Grüner Silvaner, or just Silvaner, was once the most planted variety in Germany. Today, it doesn’t even rank in the top five. It currently sits in sixth position behind Riesling, Müller-Thurgau, Spätburgunder (Pinot Noir), Dornfelder and Grauburgunder (Pinot Gris).
Klaus-Peter Keller’s Trocken Grüner Silvaner makes a good argument for the wine to move up a rung or two. As with any Keller wine, there is purity and typicity.
The fruit is sourced from Keller’s GG (Grosses Gewächs, or Grand Cru) vineyards in Bürgel in the village of Dalsheim in Rheinhessen. This classic terroir is very well sheltered and sits in a south-facing position. The highly permeated Terra Fusca soils contain high levels of lime, giving the wine that characteristic minerality and mouthwatering acidity.
Situated to the north of Nieder-Flörsheim, Flörsheim-Dalsheim (in the municipality of Dalsheim Bürgel) is located in the south-west of Germany near the border with Alsace.
"Bottled. 35-year-old vines from the Steingrube and Bürgel vineyards – so-called 'younger vines', at least compared with those for Feuervogel.
Very pale. A shock to the system after the Spätburgunders. Has an intense grassy freshness, steely citrus. Juicy, scented on the palate, delicate and beautifully fresh. Only the merest hint of Silvaner’s earthy character – more of an almond-like quality that reminds me of some northern Italian whites. Zesty and full of citrus green-fruited energy. Persistent and mouth-watering. Precise, clean-cut but not simple."
16.5 points, jancisrobinson.com (March 2019)

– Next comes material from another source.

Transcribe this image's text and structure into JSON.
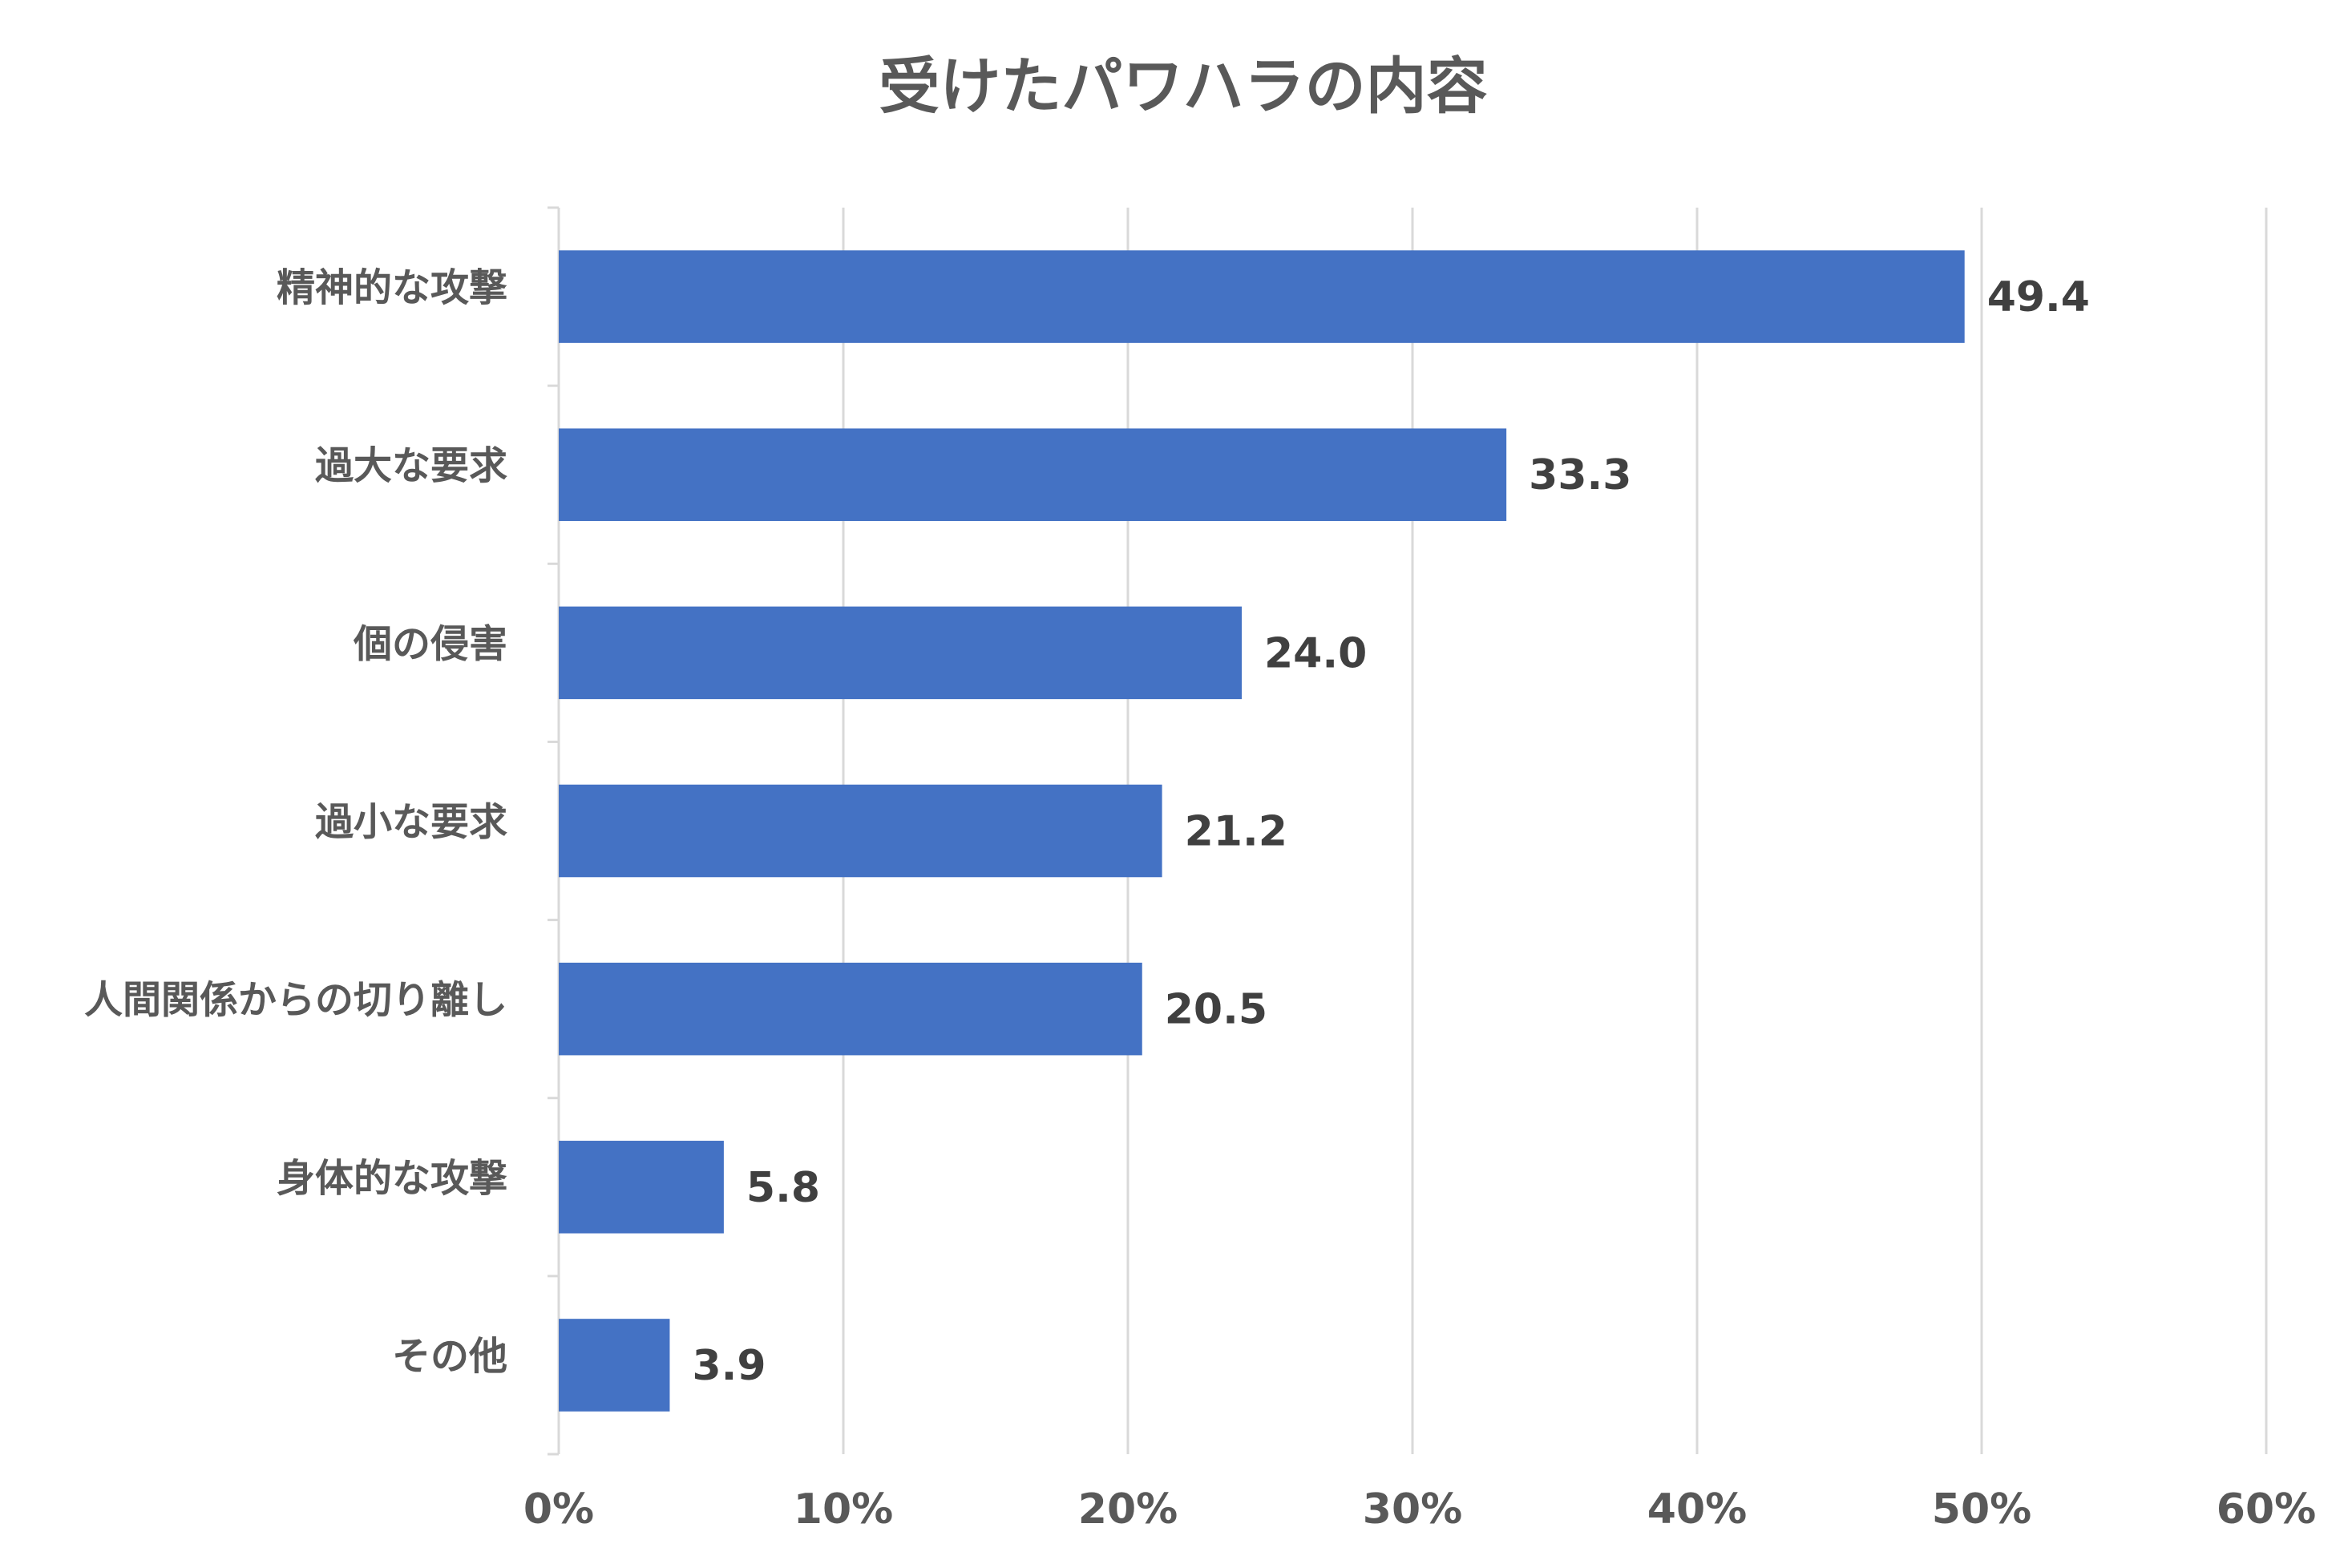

"Pretty much never a bad wine from Keller, at all price points, and no change here. It’s a wine of interest and personality. It’s flecked with pleasant green herb things lending perfume, kohlrabi or daikon, juicy lemon drizzled green pear, and aniseed too. Mouth-watering acidity, a precise feel and understated fruitiness, quartz-like texture, saline and brisk through the finish. Racy and so worthy. It makes me feel like eating Yum Cha."